Given the pasting Seattle gave Denver—the Seahawks had already posted 22 unanswered points by halftime, and things would only go downhill from there—it’s no surprise that the ratings suffered as the night went on. (And on. And on…) While some 107 million people were tuned in for the first half-hour, deliveries dropped to 89.6 million by the middle of the third quarter. By the time NFL commissioner Roger Goodell handed the Vince Lombardi Trophy to Seahawks’ owner Paul Allen, “only” 46.2 million fans were still tuned in.

After years of relative nail-biters—NBC in 2012 set the all-time ratings record (111.3 million viewers) with the superb Giants-Patriots rematch—Sunday’s much-hyped matchup between the league’s most unstoppable offensive and immovable defense turned out to be a dud. (So stymied were Peyton Manning and company that Denver did not move the chains until there was 10:13 remaining in the first half.)

In the closing minutes of the third quarter, Seattle had put together a 38-0 lead on Russell Wilson’s 23-yard touchdown pass to Jermaine Kearse. At that point, unless you were a Seahawks booster or simply a huge fan of Peyton Manning Face, there was little sense in sticking with the game.
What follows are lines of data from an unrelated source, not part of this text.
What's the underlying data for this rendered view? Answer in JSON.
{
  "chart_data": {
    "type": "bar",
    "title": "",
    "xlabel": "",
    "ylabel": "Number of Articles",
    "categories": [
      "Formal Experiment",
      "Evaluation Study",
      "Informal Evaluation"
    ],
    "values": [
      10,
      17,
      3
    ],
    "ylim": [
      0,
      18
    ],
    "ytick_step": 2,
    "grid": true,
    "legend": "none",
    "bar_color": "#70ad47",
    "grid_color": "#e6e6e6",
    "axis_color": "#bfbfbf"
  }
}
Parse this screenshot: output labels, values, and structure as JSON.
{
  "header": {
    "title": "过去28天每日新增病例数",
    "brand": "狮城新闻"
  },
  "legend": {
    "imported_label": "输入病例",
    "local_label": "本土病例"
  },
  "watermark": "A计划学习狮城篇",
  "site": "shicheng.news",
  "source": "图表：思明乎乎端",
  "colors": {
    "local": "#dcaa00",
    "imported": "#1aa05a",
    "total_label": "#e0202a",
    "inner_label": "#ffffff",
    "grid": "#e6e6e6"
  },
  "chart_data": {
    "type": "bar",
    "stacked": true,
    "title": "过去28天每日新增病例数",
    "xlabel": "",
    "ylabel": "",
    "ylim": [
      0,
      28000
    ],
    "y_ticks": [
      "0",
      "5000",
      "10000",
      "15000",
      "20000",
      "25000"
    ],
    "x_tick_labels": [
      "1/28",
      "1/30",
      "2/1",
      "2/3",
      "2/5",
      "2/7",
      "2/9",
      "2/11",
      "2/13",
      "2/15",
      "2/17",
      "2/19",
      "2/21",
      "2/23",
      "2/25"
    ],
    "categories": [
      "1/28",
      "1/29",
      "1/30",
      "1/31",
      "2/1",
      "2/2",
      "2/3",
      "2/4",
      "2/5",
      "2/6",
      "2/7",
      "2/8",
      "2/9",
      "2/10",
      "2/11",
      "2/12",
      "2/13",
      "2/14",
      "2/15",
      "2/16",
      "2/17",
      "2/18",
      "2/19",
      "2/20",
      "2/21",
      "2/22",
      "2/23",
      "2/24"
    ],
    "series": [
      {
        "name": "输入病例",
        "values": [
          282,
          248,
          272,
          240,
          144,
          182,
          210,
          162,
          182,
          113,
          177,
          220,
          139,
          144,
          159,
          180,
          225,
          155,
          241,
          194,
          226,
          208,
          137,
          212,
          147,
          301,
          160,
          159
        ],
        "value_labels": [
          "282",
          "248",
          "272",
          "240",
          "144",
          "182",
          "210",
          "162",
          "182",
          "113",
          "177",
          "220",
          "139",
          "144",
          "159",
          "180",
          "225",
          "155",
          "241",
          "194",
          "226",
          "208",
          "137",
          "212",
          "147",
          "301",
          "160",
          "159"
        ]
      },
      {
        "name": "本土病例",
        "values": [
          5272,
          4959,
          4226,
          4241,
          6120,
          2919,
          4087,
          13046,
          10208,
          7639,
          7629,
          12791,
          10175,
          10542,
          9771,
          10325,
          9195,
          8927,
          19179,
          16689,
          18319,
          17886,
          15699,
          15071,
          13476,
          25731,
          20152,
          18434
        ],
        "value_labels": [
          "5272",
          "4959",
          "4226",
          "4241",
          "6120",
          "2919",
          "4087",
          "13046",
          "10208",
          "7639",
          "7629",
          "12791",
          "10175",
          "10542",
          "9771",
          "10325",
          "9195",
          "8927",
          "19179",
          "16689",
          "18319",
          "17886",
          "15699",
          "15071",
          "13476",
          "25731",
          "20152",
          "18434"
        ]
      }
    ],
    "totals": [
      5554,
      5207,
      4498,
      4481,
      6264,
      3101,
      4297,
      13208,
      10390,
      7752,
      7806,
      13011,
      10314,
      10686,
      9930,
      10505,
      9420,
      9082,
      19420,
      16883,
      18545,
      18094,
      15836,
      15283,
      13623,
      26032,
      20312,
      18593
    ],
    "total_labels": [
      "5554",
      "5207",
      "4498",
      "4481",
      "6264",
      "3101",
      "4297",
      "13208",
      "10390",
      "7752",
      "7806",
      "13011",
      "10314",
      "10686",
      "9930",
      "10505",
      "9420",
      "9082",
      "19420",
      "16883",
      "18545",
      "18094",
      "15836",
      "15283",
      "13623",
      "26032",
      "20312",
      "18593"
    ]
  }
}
While Super Bowl XXXV was an aesthetically displeasing affair (Baltimore demoralized the Giants 34-7), in terms of the final point spread, last night’s game was the most one-sided since Dallas whupped the Bills 52-17 in the Rose Bowl back in January 1993. The all-time biggest scoring discrepancy was achieved in 1990, when San Francisco pounded Denver 55-10 in Super Bowl XXIV.

Final live-plus-same-day ratings will be issued this afternoon. Early estimates for Fox’s postgame airing of a special Prince-enhanced episode of New Girl put the show’s deliveries at 25.8 million viewers and an 11.1 in the dollar demo. While Brooklyn Nine-Nine largely aired outside of prime time (between 10:54 p.m. and 11:25 p.m. EST), the show still managed to draw 14.8 million viewers and a 6.7 rating—or more than four times what it usually manages in its Tuesday night time slot.